On weekday afternoons, you are the first to breach my wakefulness, because in my dreams you have always eluded me; you never stayed. You are gone the moment I turn elsewhere, for which I would fault myself without fail. Eyes shut or open, the difference is the same — you are nowhere. And as a gesture to compensate for losing you too fast and too soon, I would close my eyes in the hopes of finding you, feigning sleep if I must, the bed becoming my raft to coast the turbulent waters where you might be, my sudden desolation blowing frail wind to push my sail forward by the inch. Adrift in this dreamland, I chase you with my heart in my hand, not knowing exactly what to do with it, though the weight it carries is enough to anchor me for the rest of my days should I cast it to the open waters. And yet I continue to have my eyes fixed on this temporary blindness for here in this dream there is nothing and no one to see.
But all this would be in vain, for then I would be dreaming another dream where faceless people crowd in silence, where I would call out your name but yours would struggle to crawl out of my lips pressed tight, three letters seeking both freedom and refuge in the open space, always, but never to succeed. For the rest of my dream they would just hang there, like a promise unfulfilled still waiting at the edge of a precipice.
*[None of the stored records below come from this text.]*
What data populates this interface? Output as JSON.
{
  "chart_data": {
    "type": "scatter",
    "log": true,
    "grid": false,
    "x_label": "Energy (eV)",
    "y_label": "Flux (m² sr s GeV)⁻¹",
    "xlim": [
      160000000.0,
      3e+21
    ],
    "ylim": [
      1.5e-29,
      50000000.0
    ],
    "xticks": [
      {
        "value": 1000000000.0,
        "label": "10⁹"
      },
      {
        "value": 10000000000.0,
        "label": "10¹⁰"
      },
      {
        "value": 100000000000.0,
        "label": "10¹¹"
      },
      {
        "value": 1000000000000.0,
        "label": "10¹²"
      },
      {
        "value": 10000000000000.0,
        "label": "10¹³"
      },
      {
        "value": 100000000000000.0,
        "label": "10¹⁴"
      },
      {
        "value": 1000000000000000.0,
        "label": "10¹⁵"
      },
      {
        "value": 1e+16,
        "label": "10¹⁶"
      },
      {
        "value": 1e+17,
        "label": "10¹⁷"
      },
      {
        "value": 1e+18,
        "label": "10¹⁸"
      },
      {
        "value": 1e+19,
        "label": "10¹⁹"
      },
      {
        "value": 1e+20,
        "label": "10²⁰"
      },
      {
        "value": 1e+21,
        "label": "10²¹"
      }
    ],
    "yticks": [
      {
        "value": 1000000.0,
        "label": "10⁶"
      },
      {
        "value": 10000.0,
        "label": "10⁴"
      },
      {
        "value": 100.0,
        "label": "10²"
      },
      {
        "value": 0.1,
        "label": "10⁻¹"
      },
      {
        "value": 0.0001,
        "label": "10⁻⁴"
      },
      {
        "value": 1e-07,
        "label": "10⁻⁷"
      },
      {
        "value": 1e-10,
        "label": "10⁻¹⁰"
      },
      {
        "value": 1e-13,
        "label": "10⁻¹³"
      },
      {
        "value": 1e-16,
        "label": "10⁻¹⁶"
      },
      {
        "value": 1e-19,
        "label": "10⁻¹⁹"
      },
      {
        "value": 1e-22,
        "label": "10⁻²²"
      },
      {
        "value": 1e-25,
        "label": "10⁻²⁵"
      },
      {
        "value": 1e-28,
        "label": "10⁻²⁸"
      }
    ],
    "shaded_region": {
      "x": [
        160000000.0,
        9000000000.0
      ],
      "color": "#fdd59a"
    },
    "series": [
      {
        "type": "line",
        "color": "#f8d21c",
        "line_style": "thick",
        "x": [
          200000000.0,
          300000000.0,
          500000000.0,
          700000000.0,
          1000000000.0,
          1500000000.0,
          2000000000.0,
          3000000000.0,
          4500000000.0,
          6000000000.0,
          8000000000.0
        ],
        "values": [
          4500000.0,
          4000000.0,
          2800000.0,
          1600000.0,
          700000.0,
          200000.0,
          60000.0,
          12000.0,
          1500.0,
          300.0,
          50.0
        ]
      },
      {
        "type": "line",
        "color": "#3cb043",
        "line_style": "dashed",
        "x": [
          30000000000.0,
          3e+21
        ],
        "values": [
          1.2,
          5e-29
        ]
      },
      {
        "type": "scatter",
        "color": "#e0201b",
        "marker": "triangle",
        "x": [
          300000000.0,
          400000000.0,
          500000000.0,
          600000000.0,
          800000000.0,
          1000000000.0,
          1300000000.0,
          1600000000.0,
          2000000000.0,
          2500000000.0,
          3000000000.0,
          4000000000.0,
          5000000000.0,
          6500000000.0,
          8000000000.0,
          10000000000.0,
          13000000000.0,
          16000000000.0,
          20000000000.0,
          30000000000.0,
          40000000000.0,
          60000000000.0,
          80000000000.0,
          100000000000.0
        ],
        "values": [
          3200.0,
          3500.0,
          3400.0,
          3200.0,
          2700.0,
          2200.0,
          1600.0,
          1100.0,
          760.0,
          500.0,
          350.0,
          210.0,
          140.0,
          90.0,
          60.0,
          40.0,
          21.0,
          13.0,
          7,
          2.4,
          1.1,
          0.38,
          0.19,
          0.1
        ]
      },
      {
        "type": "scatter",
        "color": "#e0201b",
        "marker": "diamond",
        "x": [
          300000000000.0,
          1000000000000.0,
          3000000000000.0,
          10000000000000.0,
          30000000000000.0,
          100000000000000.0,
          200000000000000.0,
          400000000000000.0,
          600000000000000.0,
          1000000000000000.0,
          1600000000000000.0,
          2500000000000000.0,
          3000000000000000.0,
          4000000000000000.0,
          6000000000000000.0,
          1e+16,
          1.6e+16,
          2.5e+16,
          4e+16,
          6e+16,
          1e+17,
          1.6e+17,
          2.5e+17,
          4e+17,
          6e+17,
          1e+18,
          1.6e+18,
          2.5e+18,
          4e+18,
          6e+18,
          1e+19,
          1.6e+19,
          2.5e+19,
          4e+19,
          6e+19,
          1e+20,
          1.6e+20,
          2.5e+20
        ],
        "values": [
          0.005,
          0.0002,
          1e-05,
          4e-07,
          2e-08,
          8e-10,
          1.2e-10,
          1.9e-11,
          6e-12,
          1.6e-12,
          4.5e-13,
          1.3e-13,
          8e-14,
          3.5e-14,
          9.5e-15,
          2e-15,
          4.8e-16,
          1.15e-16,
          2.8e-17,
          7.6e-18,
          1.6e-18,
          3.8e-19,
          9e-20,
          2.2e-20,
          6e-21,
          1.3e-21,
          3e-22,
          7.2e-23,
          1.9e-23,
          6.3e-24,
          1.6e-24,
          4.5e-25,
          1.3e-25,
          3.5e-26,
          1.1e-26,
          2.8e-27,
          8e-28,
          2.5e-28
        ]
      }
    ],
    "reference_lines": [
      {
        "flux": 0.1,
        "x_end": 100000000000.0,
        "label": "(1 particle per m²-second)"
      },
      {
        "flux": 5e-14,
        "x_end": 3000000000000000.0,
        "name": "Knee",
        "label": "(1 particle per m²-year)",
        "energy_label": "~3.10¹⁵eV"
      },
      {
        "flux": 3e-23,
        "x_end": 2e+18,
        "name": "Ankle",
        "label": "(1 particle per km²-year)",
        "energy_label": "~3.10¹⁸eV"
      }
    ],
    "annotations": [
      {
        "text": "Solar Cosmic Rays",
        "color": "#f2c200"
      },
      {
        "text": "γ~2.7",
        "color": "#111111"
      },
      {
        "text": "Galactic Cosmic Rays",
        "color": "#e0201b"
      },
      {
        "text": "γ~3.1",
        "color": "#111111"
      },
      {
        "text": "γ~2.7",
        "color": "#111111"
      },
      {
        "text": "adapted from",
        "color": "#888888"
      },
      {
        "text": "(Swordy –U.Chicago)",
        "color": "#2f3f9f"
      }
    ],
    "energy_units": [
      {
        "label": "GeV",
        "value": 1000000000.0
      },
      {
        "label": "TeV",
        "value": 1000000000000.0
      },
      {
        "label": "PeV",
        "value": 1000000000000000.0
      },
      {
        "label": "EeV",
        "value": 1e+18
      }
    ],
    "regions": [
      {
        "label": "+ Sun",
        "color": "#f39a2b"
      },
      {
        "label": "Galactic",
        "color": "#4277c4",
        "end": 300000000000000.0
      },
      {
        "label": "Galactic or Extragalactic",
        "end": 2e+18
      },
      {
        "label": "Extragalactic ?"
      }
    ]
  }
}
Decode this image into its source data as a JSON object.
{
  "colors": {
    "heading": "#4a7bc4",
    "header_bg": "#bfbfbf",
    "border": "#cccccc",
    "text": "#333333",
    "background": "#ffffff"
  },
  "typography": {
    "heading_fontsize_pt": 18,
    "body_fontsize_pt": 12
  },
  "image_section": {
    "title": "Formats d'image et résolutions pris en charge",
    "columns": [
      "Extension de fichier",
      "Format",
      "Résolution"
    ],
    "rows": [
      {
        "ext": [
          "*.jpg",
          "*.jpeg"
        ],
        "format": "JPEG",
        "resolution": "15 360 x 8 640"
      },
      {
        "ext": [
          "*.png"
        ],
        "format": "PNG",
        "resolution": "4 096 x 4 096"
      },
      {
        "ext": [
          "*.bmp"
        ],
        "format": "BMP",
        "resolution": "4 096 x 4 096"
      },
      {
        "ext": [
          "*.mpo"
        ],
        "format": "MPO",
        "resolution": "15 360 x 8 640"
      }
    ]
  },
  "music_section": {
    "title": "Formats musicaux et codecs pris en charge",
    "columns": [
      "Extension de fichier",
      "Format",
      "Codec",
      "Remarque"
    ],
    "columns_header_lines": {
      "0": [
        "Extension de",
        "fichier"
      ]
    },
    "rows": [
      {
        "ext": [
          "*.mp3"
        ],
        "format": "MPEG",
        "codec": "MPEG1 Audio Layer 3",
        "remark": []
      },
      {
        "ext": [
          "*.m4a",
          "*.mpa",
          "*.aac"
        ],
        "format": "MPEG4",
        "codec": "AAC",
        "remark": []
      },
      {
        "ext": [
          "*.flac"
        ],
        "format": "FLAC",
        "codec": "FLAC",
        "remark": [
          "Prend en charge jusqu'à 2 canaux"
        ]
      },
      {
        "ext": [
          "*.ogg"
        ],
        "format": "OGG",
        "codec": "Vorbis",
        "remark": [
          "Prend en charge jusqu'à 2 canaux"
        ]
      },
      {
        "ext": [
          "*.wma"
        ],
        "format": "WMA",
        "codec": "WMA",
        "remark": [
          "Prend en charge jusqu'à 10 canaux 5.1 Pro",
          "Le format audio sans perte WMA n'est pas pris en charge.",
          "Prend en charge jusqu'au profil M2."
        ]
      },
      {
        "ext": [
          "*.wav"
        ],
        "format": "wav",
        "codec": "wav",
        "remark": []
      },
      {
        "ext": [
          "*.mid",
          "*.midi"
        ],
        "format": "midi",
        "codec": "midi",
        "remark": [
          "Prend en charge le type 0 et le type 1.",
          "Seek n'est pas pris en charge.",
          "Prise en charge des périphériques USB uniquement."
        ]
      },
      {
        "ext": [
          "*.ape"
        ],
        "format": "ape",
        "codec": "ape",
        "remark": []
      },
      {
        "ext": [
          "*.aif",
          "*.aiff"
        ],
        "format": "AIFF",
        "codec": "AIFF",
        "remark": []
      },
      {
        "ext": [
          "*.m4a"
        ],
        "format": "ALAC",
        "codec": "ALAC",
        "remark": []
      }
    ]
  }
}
"They're just dreams. You have me in reality."
The world is a special place but only because she is there. Take her out of the picture and you could just as well be living in another planet. Being where she is may look like a difficult place to be in, but that is what makes it worth the while, warts and all.
How does it feel then?
Like this: it feels like having to carve a path through a dense forest using only a spoon, or having to pluck massive trees off the earth with nothing but tweezers on hand. It feels like having to elbow your way through a horde with your hands tied, and God knows how the rope digs deep into your skin, but you press on, because that is where men are born.
That is also where they die.
It, too, feels like being stuck in the middle of a dessert with only a drop of water in the bucket to quench the thirst of everyone else, but you stand your ground despite the sand shifting quickly beneath your feet, scorching as it is for being exposed to the sun for far too long. You hold the line because the quicksand will be there to give you that sinking feeling, for better if not for worse, and before you know it you are burried halfway through — head underneath or otherwise, it does not matter — but you stay because there is nothing else you can do. This is the choice you made, and so you must endure the consequences.
That is how impossibly beautiful she is, and how you are way behind the line. There is a popular term for it.
Queueing.
One day you think she has always been there. The next day you find out she probably never was. This is, perhaps, the reality where you have her, which is, really, just another dream.